When do you write: at set times or as the mood moves you?

Mid-morning seems to be my starting point, but I can write just about any time except after dark. I’ve tried waiting for the mood to move me and discovered that is a formula for endless procrastination.

Some writers say they have to write a certain amount every day. Do you do set a quota?

I used a quota system to finish a rough draft of a novel and it worked. For short stories, when I’ve written at least a few good scenes and moved the story forward, that usually seems to be enough. It might be anywhere from two pages to six or seven. I’ve also discovered that if I take a break and come back to the story, I can write a few more pages.

Do you ever have a problem with writer’s block? If so, can you offer other writers tips on how to deal with it?

I write a lot of different stuff in addition to stories. Even writing longish emails to distant friends is a useful exercise for me. I’ve also used prompts from books on writing, and those have worked. I have also fought my way through a scene or two, knowing that what I was writing was not good, but when I’ve come back to it the next day, I discover that it’s often not as bad as I first thought.

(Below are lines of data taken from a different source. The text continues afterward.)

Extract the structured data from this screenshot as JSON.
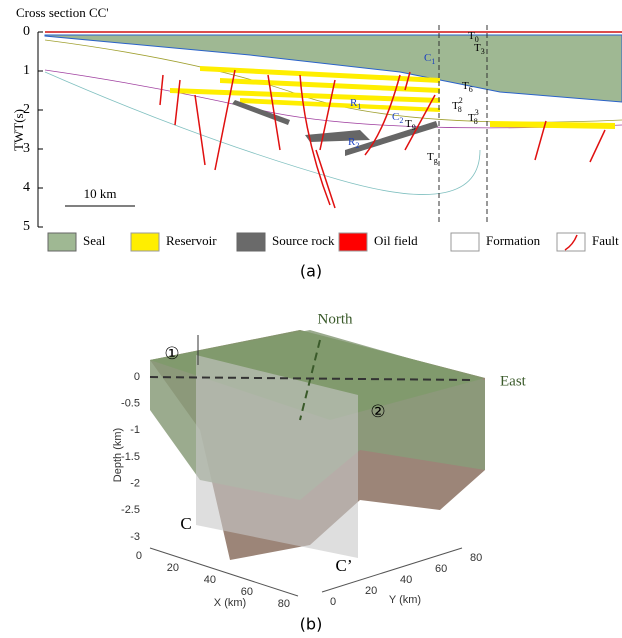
{
  "panel_a": {
    "title": "Cross section CC'",
    "y_axis_label": "TWT(s)",
    "y_ticks": [
      0,
      1,
      2,
      3,
      4,
      5
    ],
    "scale_bar": "10 km",
    "labels": [
      {
        "text": "C",
        "sub": "1"
      },
      {
        "text": "T",
        "sub": "0"
      },
      {
        "text": "T",
        "sub": "3"
      },
      {
        "text": "T",
        "sub": "6"
      },
      {
        "text": "R",
        "sub": "1"
      },
      {
        "text": "C",
        "sub": "2"
      },
      {
        "text": "T",
        "sub": "9"
      },
      {
        "text": "R",
        "sub": "2"
      },
      {
        "text": "T",
        "sub": "8",
        "sup": "2"
      },
      {
        "text": "T",
        "sub": "8",
        "sup": "3"
      },
      {
        "text": "T",
        "sub": "g"
      }
    ],
    "legend": [
      "Seal",
      "Reservoir",
      "Source rock",
      "Oil field",
      "Formation",
      "Fault"
    ],
    "caption": "(a)"
  },
  "panel_b": {
    "north": "North",
    "east": "East",
    "markers": [
      "①",
      "②"
    ],
    "z_axis_label": "Depth (km)",
    "z_ticks": [
      0,
      -0.5,
      -1,
      -1.5,
      -2,
      -2.5,
      -3
    ],
    "x_axis_label": "X (km)",
    "x_ticks": [
      0,
      20,
      40,
      60,
      80
    ],
    "y_axis_label": "Y (km)",
    "y_ticks": [
      0,
      20,
      40,
      60,
      80
    ],
    "section_labels": [
      "C",
      "C’"
    ],
    "caption": "(b)"
  }
}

If you’re really blocked, write something else. I just read about a poet who was blocked and ended up writing postcards to a friend, which were later collected as a volume of poetry.

I have a friend who is a good writer, but spends far too much time talking about all the different possibilities for her work. As a result, she becomes overwhelmed with possibilities and stops writing entirely.

My advice is: Write anything, and something will eventually happen. And if you really can’t write anything at all, then maybe you’re not a writer and is that so bad?

Do you use the Internet or the library to check facts?

I use the Internet for checking a certain level of factuality, but if more is required, I go to more authoritative sources. My first readers also tend to catch my factual errors.

Does anyone else proofread or critique your work?

When I’m taking writing classes at Grub Street in Boston, my classmates provide very helpful critiques. Otherwise, it’s been hit-and-miss for me to find a reliable source of feedback. At the moment, I’m looking for a good writing group.

Some authors have started writing later in life. If that’s the case with you, what brought you to writing rather than to some other activity?

I came to writing fiction later in life, but for most of my working life, I’ve had to write a lot and generally it had to be at a high level. I’ve been involved in creative work for the last thirty years, so the transition from creating films, videos, and written pieces to writing fiction made sense for me. I long ago made the discovery that I like working hard on creating something from scratch and having a visible, often tangible result at the end.